In both A&E’s recent remake of The Andromeda Strain, and the 1971 version of the Micheal Crichton novel, scientists are confronted with a microscopic invader, Andromeda, that has none of the trappings that we associated with life, but which is definitely alive. It grows, reproduces and evolves—all without the benefit of DNA, amino acids, water, or the complex carbon-based proteins that make all life as we know it tick. Instead, Andromeda appears to be crystalline in nature.

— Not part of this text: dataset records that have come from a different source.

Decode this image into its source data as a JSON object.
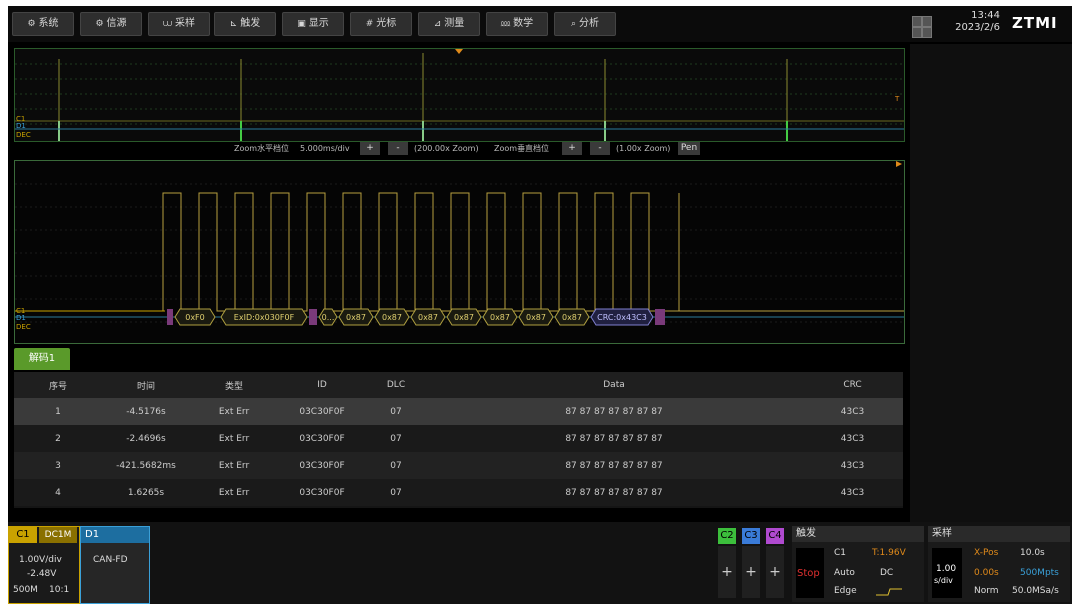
{
  "menu": [
    {
      "icon": "⚙",
      "label": "系统",
      "name": "menu-system"
    },
    {
      "icon": "⚙",
      "label": "信源",
      "name": "menu-source"
    },
    {
      "icon": "⩊",
      "label": "采样",
      "name": "menu-sampling"
    },
    {
      "icon": "⊾",
      "label": "触发",
      "name": "menu-trigger"
    },
    {
      "icon": "▣",
      "label": "显示",
      "name": "menu-display"
    },
    {
      "icon": "#",
      "label": "光标",
      "name": "menu-cursor"
    },
    {
      "icon": "⊿",
      "label": "测量",
      "name": "menu-measure"
    },
    {
      "icon": "⅏",
      "label": "数学",
      "name": "menu-math"
    },
    {
      "icon": "⌕",
      "label": "分析",
      "name": "menu-analysis"
    }
  ],
  "clock": {
    "time": "13:44",
    "date": "2023/2/6"
  },
  "logo": "ZTMI",
  "zoom": {
    "h_label": "Zoom水平档位",
    "h_value": "5.000ms/div",
    "plus": "+",
    "minus": "-",
    "h_factor": "(200.00x Zoom)",
    "v_label": "Zoom垂直档位",
    "v_factor": "(1.00x Zoom)",
    "pen": "Pen"
  },
  "overview": {
    "t_marker": "T"
  },
  "channel_tags": {
    "c1": "C1",
    "d1": "D1",
    "dec": "DEC"
  },
  "decode_segments": [
    "0xF0",
    "ExID:0x030F0F",
    "0...",
    "0x87",
    "0x87",
    "0x87",
    "0x87",
    "0x87",
    "0x87",
    "0x87",
    "CRC:0x43C3"
  ],
  "decode_tab": "解码1",
  "table": {
    "headers": [
      "序号",
      "时间",
      "类型",
      "ID",
      "DLC",
      "Data",
      "CRC"
    ],
    "rows": [
      [
        "1",
        "-4.5176s",
        "Ext Err",
        "03C30F0F",
        "07",
        "87 87 87 87 87 87 87",
        "43C3"
      ],
      [
        "2",
        "-2.4696s",
        "Ext Err",
        "03C30F0F",
        "07",
        "87 87 87 87 87 87 87",
        "43C3"
      ],
      [
        "3",
        "-421.5682ms",
        "Ext Err",
        "03C30F0F",
        "07",
        "87 87 87 87 87 87 87",
        "43C3"
      ],
      [
        "4",
        "1.6265s",
        "Ext Err",
        "03C30F0F",
        "07",
        "87 87 87 87 87 87 87",
        "43C3"
      ]
    ]
  },
  "c1": {
    "label": "C1",
    "coupling": "DC1M",
    "vdiv": "1.00V/div",
    "offset": "-2.48V",
    "bw": "500M",
    "probe": "10:1",
    "color": "#c9a200"
  },
  "d1": {
    "label": "D1",
    "protocol": "CAN-FD",
    "color": "#3aa0d8"
  },
  "channels": [
    {
      "label": "C2",
      "color": "#3cbf3c"
    },
    {
      "label": "C3",
      "color": "#3a7bd8"
    },
    {
      "label": "C4",
      "color": "#b04ad0"
    }
  ],
  "plus_label": "+",
  "trigger": {
    "title": "触发",
    "state": "Stop",
    "source": "C1",
    "level": "T:1.96V",
    "mode": "Auto",
    "coupling": "DC",
    "type": "Edge"
  },
  "acquire": {
    "title": "采样",
    "timebase": "1.00",
    "timebase_unit": "s/div",
    "xpos_label": "X-Pos",
    "xpos": "10.0s",
    "offset": "0.00s",
    "mpts": "500Mpts",
    "mode": "Norm",
    "rate": "50.0MSa/s"
  }
}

Is such a lifeform possible? To know the answer to that question would mean we would know the “laws of life,” the topic of a panel at the first World Science Festival in New York. On the panel were Steven Benner, Paul Davies, and Maggie Turnbull, who are all engaged in the search for those laws in their own way. Davies and Turnbull are astrobiologists, hoping to find answers in extraterrestrial life, either in our solar system or around another star. If we do find extra-terrestrial life, we can, as Davies put it, compare that life to our own and then start to figure out what’s really fundamental about life, and what are “frozen accidents” of evolution peculiar to life on Earth (such as having five fingers on each hand). Benner is taking a different tack, trying to find the ultimate limits on life by creating synthetic biological systems totally different from anything else on Earth, such as DNA with not just the four base pairs common to life on Earth (base pairs constitute the ‘alphabet’ in which an organism’s genetic code is written), but as many as twelve base pairs.

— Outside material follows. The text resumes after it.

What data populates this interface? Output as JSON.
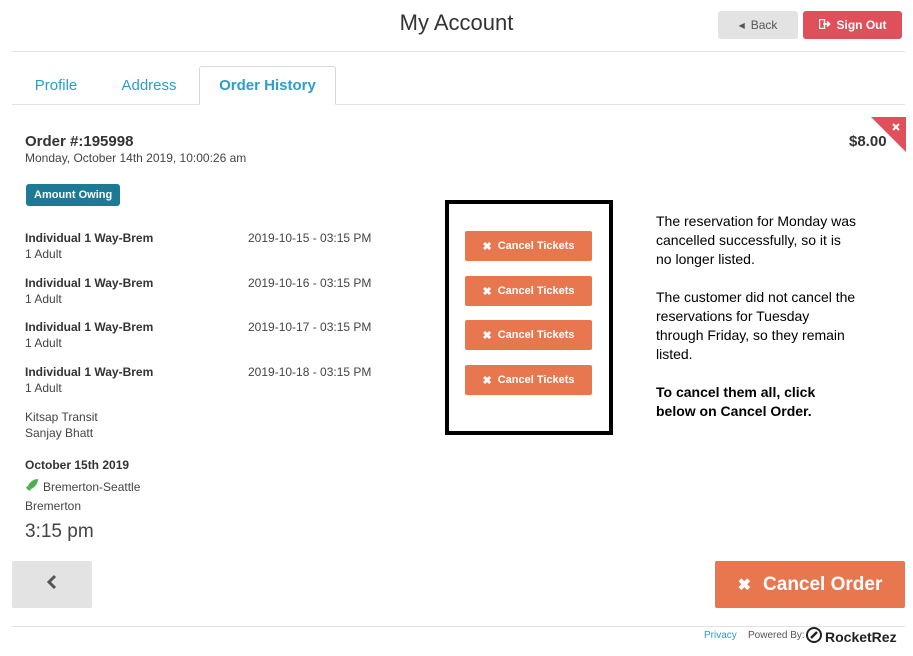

Happily for Andromeda Strain fans, with our current knowledge base, all of the scientists seemed perfectly fine with the notion of crystalline life forms, with Turnbell arguing that at the end of the day, there may be no sharp line that divides living, biological, systems from non-living, abiotic, systems, and Davies noted the hypothesis of Alexander Graham Cairns-Smith, which postulates that life got its start on Earth in the form of self-replicating clay crystals.